Simulated Author's Rebuttal

2 responses · 0 unresolved

We thank the referee for the constructive feedback. We address the two major comments point by point below, acknowledging valid concerns while defending the core experimental design where it is supported by the manuscript's inclusion of native low-resource languages and controlled data-size variation.

read point-by-point responses
  1. Referee: [Abstract] Abstract and experimental setup: the central claim that joint pretraining/fine-tuning dropout outperforms other regimes rests on downsampled high-resource languages (plus Kiswahili/isiXhosa) as proxies for low-resource conditions; downsampling preserves high-resource morphological simplicity, vocabulary coverage, and distributions that differ from native low-resource corpora, weakening attribution of benefits specifically to pretraining-time exposure.
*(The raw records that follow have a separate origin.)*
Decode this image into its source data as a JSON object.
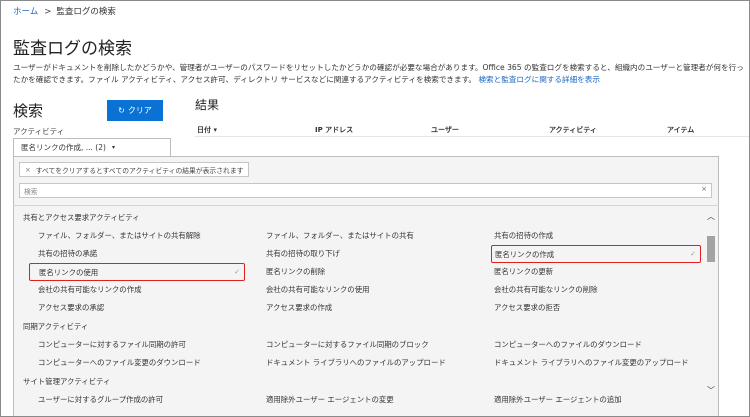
{
  "breadcrumb": {
    "home": "ホーム",
    "separator": ">",
    "current": "監査ログの検索"
  },
  "page_title": "監査ログの検索",
  "description": {
    "text": "ユーザーがドキュメントを削除したかどうかや、管理者がユーザーのパスワードをリセットしたかどうかの確認が必要な場合があります。Office 365 の監査ログを検索すると、組織内のユーザーと管理者が何を行ったかを確認できます。ファイル アクティビティ、アクセス許可、ディレクトリ サービスなどに関連するアクティビティを検索できます。",
    "link": "検索と監査ログに関する詳細を表示"
  },
  "search": {
    "heading": "検索",
    "clear_label": "クリア",
    "activity_label": "アクティビティ",
    "activity_value": "匿名リンクの作成, ... (2)",
    "tag_text": "すべてをクリアするとすべてのアクティビティの結果が表示されます",
    "search_placeholder": "検索"
  },
  "results": {
    "heading": "結果",
    "columns": [
      "日付",
      "IP アドレス",
      "ユーザー",
      "アクティビティ",
      "アイテム"
    ],
    "sort_indicator": "▾"
  },
  "activities": {
    "categories": {
      "sharing": "共有とアクセス要求アクティビティ",
      "sync": "同期アクティビティ",
      "site_admin": "サイト管理アクティビティ"
    },
    "items": {
      "r1": [
        "ファイル、フォルダー、またはサイトの共有解除",
        "ファイル、フォルダー、またはサイトの共有",
        "共有の招待の作成"
      ],
      "r2": [
        "共有の招待の承諾",
        "共有の招待の取り下げ",
        "匿名リンクの作成"
      ],
      "r3": [
        "匿名リンクの使用",
        "匿名リンクの削除",
        "匿名リンクの更新"
      ],
      "r4": [
        "会社の共有可能なリンクの作成",
        "会社の共有可能なリンクの使用",
        "会社の共有可能なリンクの削除"
      ],
      "r5": [
        "アクセス要求の承認",
        "アクセス要求の作成",
        "アクセス要求の拒否"
      ],
      "r6": [
        "コンピューターに対するファイル同期の許可",
        "コンピューターに対するファイル同期のブロック",
        "コンピューターへのファイルのダウンロード"
      ],
      "r7": [
        "コンピューターへのファイル変更のダウンロード",
        "ドキュメント ライブラリへのファイルのアップロード",
        "ドキュメント ライブラリへのファイル変更のアップロード"
      ],
      "r8": [
        "ユーザーに対するグループ作成の許可",
        "適用除外ユーザー エージェントの変更",
        "適用除外ユーザー エージェントの追加"
      ]
    },
    "check_mark": "✓"
  },
  "colors": {
    "accent": "#0a72d4",
    "highlight": "#e01f1f",
    "link": "#1a66c2"
  },
  "icons": {
    "refresh": "↻",
    "close": "×",
    "caret": "▾",
    "scroll_up": "︿",
    "scroll_down": "﹀"
  }
}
    Authors: We agree that downsampling high-resource languages is an imperfect proxy and does not fully replicate the morphological complexity or vocabulary distributions of native low-resource corpora. However, the study also includes two genuinely low-resource languages (Kiswahili and isiXhosa) that are not derived from downsampling, providing direct evidence on authentic low-resource data. The downsampling design was chosen specifically to enable controlled isolation of data-size effects while holding language family and domain relatively constant. In revision we will add an explicit limitations paragraph discussing the proxy limitations and will emphasize the results on the two native low-resource languages as the strongest support for the claims. revision: partial

  2. Referee: [Results] Results presentation: performance comparisons across tasks and data regimes report no error bars, statistical tests, or full hyperparameter schedules, leaving open the possibility that observed advantages reflect selection effects rather than reliable patterns.

    Authors: We acknowledge the absence of error bars, statistical tests, and complete hyperparameter reporting as a genuine weakness that reduces confidence in the reliability of the observed patterns. In the revised manuscript we will (1) report standard deviations from at least three random seeds for the main pretraining and fine-tuning comparisons, (2) add paired statistical tests for key contrasts, and (3) include a supplementary table or section summarizing the full hyperparameter grid and final selected values. Because of the high computational cost of pretraining, we cannot rerun every condition with additional seeds, but we will clearly flag this limitation and focus variance reporting on the most critical settings. revision: yes

Circularity Check

0 steps flagged

No circularity: purely empirical comparisons with external benchmarks

full rationale

The paper conducts direct experimental training of monolingual and bilingual BERT models on downsampled corpora and evaluates them on standard tasks (XNLI, PAWS-X, PAN-X, MasakhaNER). No equations, fitted parameters, or predictions are defined in terms of the target outcomes. Claims rest on observed performance differences across tokenization regimes, with no self-definitional loops, fitted-input predictions, or load-bearing self-citations that reduce the central result to its own inputs. The derivation chain is self-contained against external data splits and metrics.

Axiom & Free-Parameter Ledger

0 free parameters · 1 axioms · 0 invented entities

The central claim rests on standard assumptions about BERT pretraining dynamics and the validity of downstream task metrics as proxies for model quality.

axioms (1)
  • domain assumption Standard BERT masked language modeling and next-sentence prediction objectives produce useful representations for the evaluated tasks
    The paper uses unmodified BERT pretraining without questioning the base objectives.